AP Investigation: Donald Trump Failed To Vet Staff Promoting Racism, Anti-Muslim Sentiments

The Associated Press has found that current and former paid staff members of Republican presidential nominee Donald Trump have used their personal social media accounts to express negative and racist views. Racist posts regarding Mexicans, Muslims, and African-Americans were found in addition to a call to have Secretary of State John Kerry hanged. There were also posts that called for the preparation of a civil war.

Of the 120 known paid Donald Trump staff members, AP was able to examine approximately 50 of their social media accounts and found seven that openly expressed views that were racist, violent, or hostile towards Muslims. Examples of what was found include a graphic designer approving a video of a black man eating fried chicken and ridiculing other blacks and posts ridiculing Mexican accents, according to CBS affiliate WCBS.

Anti-Muslim sentiment included saying that Muslims are unfit to be US citizens, and a Trump field organizer declaring that Muslims were seeking to impose Sharia law in America and that “those who understand Islam for what it is are gearing up for a fight.”

Muslim students before their removal from Kansas rally. [Photo by J Pat Carter/Getty Images]

These findings are coming at a time when Donald Trump is scrambling to overcome a slip in the polls, and although there has been some recovery, Democratic presidential nominee Hillary Clinton is still ahead by five points in most polls.

Donald Trump is trying to be more palatable and inclusive of minorities; he recently loosened his stance on deporting 11 million undocumented Mexicans, reports the Los Angeles Times, and his pep talk directed at African-Americans — with mostly whites in attendance at a rally in Dimondale, Michigan — stating things are already bad for them so “what do you have to lose?” are his latest attempt to gain voters from those who don’t see his appeal.

AP’s peek into Hillary Clinton’s staff found nothing inflammatory and her staff of 650 is much bigger than Trump’s. Image attachments from the more than 19,000 stolen Democratic National Committee internal emails found nothing racially or religiously inflammatory.

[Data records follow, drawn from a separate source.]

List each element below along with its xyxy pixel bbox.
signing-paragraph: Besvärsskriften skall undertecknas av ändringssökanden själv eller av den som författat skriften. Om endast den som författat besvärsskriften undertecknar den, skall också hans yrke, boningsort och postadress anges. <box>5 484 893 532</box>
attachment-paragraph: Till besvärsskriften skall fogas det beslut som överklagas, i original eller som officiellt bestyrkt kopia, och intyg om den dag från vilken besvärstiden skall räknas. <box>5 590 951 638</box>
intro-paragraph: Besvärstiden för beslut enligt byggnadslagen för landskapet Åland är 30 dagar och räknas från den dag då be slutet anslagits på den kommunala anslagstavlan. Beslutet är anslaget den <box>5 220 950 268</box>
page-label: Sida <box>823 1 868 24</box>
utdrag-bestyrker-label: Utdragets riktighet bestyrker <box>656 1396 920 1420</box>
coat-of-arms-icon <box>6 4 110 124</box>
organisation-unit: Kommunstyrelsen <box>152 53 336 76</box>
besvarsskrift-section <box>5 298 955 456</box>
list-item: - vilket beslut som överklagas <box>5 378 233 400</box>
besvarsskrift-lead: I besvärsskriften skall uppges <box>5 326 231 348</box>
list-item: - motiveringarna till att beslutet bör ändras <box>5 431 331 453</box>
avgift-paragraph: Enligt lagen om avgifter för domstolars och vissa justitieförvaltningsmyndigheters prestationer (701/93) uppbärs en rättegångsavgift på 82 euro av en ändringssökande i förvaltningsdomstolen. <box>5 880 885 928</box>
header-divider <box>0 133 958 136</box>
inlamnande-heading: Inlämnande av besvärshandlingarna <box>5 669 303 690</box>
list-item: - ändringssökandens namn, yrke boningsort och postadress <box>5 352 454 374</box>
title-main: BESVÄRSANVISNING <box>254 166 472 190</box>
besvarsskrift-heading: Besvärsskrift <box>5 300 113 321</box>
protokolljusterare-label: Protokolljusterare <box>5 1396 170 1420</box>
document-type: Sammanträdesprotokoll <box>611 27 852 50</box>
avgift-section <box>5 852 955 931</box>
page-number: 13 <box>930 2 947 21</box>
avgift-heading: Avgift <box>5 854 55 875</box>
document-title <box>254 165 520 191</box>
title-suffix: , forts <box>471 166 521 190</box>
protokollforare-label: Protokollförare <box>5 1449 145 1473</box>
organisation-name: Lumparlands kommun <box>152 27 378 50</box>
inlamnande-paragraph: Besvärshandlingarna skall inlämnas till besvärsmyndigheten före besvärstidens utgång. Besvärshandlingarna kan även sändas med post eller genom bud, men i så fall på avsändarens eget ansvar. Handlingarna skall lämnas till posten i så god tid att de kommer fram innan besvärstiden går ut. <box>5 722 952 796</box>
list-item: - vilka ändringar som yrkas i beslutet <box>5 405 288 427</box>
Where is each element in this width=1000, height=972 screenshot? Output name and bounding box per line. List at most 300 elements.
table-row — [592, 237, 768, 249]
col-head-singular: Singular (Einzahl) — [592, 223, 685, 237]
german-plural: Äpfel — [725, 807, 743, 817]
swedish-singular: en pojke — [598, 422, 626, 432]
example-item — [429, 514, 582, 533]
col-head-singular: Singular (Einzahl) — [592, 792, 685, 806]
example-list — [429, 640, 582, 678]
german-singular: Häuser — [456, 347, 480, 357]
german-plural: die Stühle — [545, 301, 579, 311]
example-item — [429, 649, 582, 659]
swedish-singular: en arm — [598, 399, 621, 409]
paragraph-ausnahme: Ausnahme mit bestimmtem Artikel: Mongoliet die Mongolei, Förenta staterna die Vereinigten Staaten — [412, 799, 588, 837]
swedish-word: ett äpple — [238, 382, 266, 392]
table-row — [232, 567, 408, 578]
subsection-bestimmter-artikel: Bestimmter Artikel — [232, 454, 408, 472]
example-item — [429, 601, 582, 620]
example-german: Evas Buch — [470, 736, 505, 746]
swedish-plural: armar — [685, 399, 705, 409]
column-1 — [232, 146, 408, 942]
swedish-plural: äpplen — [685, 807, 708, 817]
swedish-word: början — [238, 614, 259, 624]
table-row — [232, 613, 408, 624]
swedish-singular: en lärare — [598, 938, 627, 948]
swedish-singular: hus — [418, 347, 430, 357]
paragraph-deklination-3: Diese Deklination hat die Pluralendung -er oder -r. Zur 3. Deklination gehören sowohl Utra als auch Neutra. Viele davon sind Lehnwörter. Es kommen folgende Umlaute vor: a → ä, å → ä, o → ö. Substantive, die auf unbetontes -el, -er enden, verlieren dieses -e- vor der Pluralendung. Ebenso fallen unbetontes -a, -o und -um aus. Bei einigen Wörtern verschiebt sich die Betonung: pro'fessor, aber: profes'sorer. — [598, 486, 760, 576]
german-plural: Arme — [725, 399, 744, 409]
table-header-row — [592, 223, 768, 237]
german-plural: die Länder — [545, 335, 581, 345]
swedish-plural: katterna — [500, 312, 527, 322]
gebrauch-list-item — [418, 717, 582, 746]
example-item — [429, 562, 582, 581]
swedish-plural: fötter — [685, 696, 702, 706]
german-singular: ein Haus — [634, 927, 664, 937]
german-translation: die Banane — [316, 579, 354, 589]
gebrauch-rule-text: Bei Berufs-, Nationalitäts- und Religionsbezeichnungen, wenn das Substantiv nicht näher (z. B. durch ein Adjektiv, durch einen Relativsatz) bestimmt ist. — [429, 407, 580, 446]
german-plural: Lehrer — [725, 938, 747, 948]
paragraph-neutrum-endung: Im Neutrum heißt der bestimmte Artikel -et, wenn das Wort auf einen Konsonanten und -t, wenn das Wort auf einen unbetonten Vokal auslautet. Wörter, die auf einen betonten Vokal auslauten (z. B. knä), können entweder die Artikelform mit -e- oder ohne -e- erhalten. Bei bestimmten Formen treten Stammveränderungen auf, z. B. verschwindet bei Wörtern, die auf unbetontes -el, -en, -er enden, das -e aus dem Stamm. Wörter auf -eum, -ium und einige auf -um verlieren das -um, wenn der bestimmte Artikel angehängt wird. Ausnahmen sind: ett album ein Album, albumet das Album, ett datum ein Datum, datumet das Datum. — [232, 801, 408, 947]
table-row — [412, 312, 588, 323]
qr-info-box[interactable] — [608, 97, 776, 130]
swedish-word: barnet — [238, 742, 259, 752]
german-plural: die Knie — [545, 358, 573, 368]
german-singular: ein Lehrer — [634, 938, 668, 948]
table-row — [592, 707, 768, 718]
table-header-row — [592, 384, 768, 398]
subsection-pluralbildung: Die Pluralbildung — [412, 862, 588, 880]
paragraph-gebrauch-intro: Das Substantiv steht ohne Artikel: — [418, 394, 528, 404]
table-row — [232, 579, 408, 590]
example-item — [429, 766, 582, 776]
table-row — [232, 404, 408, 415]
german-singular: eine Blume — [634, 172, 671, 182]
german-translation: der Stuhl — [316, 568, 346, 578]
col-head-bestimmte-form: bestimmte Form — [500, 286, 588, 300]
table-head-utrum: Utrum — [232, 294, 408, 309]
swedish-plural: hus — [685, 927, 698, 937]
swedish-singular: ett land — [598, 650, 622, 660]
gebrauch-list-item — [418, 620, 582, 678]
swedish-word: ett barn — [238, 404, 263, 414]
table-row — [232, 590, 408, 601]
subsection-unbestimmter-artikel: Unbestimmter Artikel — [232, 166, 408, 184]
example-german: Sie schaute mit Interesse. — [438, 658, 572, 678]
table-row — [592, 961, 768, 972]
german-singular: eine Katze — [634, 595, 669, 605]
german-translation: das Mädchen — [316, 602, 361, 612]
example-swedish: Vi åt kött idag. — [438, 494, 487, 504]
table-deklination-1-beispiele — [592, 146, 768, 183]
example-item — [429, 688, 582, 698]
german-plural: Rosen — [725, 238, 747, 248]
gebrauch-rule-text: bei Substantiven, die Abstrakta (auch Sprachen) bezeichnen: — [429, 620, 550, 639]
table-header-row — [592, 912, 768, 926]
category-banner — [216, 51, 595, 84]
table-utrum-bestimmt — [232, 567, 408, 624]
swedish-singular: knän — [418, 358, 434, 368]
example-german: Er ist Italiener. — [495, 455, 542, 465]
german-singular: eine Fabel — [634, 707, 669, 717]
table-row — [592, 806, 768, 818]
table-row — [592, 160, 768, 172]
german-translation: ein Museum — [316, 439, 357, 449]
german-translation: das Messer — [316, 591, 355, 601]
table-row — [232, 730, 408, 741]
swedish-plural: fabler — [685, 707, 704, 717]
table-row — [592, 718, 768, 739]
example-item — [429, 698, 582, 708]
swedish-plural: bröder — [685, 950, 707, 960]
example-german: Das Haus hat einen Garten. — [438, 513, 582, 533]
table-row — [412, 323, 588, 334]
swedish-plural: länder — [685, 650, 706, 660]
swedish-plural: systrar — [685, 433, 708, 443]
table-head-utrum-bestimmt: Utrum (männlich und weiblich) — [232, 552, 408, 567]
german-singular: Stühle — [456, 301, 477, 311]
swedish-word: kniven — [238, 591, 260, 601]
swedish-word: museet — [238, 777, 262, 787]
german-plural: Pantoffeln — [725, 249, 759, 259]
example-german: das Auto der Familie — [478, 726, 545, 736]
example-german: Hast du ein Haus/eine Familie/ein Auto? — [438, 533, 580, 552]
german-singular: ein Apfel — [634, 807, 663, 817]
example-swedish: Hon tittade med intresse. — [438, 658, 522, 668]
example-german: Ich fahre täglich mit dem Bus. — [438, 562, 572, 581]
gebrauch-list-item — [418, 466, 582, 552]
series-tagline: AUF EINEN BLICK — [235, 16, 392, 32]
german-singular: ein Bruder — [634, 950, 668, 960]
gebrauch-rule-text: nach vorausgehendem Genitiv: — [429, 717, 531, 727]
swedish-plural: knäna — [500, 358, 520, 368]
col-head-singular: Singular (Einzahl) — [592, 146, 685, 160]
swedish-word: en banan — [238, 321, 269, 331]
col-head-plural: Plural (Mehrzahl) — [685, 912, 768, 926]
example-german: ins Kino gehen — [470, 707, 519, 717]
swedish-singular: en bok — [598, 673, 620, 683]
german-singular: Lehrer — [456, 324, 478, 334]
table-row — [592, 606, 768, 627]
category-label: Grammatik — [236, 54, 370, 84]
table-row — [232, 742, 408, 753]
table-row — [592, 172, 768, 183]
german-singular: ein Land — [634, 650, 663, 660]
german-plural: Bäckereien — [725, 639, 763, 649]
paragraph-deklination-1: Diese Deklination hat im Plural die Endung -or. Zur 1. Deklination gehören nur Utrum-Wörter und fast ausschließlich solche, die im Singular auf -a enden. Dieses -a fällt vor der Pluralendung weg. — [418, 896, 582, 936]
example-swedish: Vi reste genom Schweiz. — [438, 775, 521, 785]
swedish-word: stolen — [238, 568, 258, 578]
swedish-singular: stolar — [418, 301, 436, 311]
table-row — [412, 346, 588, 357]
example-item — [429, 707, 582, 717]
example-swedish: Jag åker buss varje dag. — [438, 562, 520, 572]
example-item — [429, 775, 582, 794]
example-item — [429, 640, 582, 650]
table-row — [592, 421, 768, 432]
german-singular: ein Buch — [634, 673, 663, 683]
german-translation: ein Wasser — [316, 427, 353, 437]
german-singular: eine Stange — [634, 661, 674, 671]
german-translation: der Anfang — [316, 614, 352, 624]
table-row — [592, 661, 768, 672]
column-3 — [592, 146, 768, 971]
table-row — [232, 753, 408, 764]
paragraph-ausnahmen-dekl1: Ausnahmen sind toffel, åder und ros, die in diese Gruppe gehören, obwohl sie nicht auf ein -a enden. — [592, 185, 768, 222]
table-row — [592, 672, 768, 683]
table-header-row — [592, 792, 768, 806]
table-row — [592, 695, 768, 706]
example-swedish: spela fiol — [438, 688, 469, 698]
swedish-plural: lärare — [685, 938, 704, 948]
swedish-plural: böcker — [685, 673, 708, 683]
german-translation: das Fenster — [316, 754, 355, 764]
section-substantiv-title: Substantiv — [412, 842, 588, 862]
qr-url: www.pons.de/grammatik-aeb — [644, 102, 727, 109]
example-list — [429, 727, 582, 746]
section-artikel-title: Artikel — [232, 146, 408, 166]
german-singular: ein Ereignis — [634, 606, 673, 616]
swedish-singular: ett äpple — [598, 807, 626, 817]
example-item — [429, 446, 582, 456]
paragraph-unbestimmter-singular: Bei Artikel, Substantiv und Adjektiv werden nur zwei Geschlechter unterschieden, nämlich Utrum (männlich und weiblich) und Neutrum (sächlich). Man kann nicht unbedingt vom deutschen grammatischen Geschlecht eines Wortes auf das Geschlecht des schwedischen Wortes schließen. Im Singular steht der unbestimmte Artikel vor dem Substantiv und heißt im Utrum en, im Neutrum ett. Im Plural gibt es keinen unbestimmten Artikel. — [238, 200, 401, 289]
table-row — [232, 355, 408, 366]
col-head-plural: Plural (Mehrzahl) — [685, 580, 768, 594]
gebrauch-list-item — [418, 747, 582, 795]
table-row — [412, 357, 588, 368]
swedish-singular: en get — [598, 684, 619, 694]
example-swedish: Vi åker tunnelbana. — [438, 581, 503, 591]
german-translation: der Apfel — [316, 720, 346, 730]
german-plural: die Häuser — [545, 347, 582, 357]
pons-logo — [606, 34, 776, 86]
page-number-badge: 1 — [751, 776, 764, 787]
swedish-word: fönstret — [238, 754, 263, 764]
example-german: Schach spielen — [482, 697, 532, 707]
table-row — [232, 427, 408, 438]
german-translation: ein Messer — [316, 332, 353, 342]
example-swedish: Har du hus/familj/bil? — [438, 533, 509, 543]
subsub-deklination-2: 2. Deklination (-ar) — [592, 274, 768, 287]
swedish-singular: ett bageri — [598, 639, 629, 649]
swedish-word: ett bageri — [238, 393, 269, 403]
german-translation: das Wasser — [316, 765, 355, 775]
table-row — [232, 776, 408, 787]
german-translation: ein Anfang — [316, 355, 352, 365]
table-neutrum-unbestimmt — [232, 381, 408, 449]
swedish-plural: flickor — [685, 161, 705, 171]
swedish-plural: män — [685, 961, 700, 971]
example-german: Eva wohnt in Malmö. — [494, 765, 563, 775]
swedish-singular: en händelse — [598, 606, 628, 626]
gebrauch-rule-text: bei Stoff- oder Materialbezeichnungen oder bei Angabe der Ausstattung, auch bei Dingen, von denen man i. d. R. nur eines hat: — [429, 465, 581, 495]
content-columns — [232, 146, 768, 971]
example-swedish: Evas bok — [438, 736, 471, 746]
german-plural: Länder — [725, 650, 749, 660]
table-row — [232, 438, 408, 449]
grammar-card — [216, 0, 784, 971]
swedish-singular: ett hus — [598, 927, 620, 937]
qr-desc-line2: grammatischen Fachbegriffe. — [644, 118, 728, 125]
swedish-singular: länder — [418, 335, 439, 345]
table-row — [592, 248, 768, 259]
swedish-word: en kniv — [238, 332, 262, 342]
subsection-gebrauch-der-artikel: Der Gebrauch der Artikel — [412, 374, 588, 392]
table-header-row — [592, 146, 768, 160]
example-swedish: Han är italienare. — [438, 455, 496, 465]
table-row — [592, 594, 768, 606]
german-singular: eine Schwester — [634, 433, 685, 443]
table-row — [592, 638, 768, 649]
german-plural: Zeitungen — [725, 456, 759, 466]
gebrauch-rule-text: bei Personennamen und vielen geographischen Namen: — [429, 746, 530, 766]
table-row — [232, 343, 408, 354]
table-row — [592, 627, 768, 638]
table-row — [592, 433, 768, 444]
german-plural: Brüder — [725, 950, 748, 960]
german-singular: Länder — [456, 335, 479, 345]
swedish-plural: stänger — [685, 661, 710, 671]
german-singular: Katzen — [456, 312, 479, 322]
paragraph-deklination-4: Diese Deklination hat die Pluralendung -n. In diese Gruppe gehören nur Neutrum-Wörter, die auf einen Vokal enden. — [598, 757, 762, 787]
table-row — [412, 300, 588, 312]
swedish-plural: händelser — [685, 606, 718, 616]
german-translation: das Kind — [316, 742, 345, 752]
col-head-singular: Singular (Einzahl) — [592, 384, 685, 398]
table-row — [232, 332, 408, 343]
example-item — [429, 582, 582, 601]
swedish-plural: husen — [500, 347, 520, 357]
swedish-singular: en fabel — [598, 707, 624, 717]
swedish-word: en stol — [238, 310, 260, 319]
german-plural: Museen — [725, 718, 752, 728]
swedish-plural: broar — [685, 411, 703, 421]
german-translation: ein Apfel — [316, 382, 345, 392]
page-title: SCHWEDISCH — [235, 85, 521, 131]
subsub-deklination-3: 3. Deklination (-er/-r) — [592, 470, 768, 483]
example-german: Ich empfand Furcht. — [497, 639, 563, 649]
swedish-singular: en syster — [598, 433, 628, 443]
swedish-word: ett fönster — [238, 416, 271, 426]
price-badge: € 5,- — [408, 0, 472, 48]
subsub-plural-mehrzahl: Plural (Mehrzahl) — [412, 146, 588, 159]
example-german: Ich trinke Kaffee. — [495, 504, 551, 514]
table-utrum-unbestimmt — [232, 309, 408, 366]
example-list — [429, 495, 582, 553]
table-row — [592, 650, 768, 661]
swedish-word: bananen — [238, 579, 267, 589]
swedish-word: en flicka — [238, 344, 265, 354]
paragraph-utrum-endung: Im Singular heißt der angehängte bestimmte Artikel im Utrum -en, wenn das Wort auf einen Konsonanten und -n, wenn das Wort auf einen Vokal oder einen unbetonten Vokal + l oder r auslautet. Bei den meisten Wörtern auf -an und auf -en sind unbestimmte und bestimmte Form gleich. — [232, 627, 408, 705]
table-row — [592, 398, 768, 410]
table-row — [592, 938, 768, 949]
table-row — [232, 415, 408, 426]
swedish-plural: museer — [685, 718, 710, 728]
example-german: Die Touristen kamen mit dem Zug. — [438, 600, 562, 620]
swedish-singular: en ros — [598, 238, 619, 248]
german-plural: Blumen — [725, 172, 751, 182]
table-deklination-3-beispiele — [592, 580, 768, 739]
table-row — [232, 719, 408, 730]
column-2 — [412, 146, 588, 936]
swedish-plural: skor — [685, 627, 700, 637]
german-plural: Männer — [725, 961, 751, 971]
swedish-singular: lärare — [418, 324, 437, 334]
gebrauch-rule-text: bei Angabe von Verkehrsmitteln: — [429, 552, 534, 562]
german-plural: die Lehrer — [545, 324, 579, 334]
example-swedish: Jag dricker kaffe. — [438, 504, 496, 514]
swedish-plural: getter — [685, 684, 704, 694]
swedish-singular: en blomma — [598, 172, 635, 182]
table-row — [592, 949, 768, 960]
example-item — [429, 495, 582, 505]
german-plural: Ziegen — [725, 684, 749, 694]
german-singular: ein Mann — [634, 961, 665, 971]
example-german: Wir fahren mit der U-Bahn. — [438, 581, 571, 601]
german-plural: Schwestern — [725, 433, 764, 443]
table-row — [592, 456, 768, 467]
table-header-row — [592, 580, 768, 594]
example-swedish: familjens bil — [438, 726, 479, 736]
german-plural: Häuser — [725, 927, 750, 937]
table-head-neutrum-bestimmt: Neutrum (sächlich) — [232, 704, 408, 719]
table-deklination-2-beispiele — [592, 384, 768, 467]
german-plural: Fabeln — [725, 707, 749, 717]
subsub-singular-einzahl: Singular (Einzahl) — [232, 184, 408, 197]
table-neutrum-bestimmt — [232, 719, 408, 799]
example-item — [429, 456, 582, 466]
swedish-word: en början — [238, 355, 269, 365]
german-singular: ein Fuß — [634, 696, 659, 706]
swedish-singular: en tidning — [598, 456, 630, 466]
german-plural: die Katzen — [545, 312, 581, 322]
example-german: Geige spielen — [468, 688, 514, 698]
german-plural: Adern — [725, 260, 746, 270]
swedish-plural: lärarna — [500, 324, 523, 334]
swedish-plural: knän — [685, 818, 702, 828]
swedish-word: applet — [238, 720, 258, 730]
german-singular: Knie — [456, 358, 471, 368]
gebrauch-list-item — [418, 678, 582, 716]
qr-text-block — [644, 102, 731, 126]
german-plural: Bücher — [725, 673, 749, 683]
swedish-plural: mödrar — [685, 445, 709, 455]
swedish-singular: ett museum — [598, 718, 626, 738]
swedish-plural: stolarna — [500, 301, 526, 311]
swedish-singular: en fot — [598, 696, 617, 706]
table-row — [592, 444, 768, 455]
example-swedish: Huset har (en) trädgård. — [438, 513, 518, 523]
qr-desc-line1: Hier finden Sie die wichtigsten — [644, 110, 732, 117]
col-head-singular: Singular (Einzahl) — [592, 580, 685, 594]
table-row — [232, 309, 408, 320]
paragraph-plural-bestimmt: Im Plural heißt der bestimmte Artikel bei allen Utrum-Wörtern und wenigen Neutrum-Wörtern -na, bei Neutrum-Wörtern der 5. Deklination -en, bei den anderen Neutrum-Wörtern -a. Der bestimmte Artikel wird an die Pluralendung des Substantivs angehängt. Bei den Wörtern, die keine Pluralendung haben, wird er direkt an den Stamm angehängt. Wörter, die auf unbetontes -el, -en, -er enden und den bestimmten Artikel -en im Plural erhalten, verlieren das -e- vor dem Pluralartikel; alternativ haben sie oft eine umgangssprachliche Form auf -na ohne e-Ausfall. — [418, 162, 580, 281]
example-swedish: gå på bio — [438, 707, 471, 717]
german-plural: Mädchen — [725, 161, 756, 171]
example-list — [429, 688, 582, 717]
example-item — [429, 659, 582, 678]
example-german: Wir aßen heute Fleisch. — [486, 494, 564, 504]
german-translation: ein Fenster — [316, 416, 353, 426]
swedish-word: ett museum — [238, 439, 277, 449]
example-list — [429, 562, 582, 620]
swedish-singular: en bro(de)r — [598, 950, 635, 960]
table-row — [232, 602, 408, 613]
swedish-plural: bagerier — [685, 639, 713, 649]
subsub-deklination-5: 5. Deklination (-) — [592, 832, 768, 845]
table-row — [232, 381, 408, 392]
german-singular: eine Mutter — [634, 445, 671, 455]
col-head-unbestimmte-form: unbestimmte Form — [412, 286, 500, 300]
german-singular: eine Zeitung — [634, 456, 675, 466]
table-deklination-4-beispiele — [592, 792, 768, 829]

Craig Bachler officially became part of Trump’s staff in November, and several inflammatory Facebook posts about Mexican accents he posted in 2015 have been scrubbed after the Associated Press tried several times through various social media forums to get a comment regarding their findings.

Staff member Teresa Unrue posted the video of a black man eating chicken while criticizing other blacks for irresponsibility, ignorance, and having too many children, and she urged others to share the video on July 11.

“Why are you mad about slavery?” the man asks. “Y’all weren’t no damn slaves.”

“Had me crack’n up!! Thank you!” Unrue wrote of the video. “Please share this with people.”

Unrue joined fellow staff members Phillip Dann, a field organizer; Mark Kevin Lloyd, a field director; and grassroots organizer Annie Marie Delgado in expressing negative opinions of Muslims on their personal accounts.

[Photo by Joe Raedle/Getty Images]

Scott Barrish resigned from the Trump campaign after the Florida primary because he didn’t want his earlier comments regarding Muslims to become a distraction. In 2011, he received local news coverage for writing to the head of the Council on American-Islamic Relations, accusing the non-profit organization of trying to establish a totalitarian theocracy in the United States.

“This is us vs. you. In the great words of the late President Ronald Reagan, ‘I win, you lose!'”

Donald Trump’s camp has fired campaign staff in the past for racist social media posts. One adviser was fired, according to the AP story, for using a racial slur to describe Malia and Sasha Obama, and a Mar-a-Lago butler was publicly admonished for saying that he would support dragging President Obama from the White House and hanging him.

The Associated Press informed Donald Trump’s campaign of their findings a month ago but received no comment even after several requests. While neither Clinton’s nor Trump’s camps cared to share their vetting process, Beth Myers, a former Mitt Romney aide who worked for his 2008 and 2012 campaigns, said staffers are schooled on how to present themselves in public.

“In vetting a prospective staffer, I’m not sure where the line would be for not hiring someone or simply asking them to take something down from social media, but there is a line.”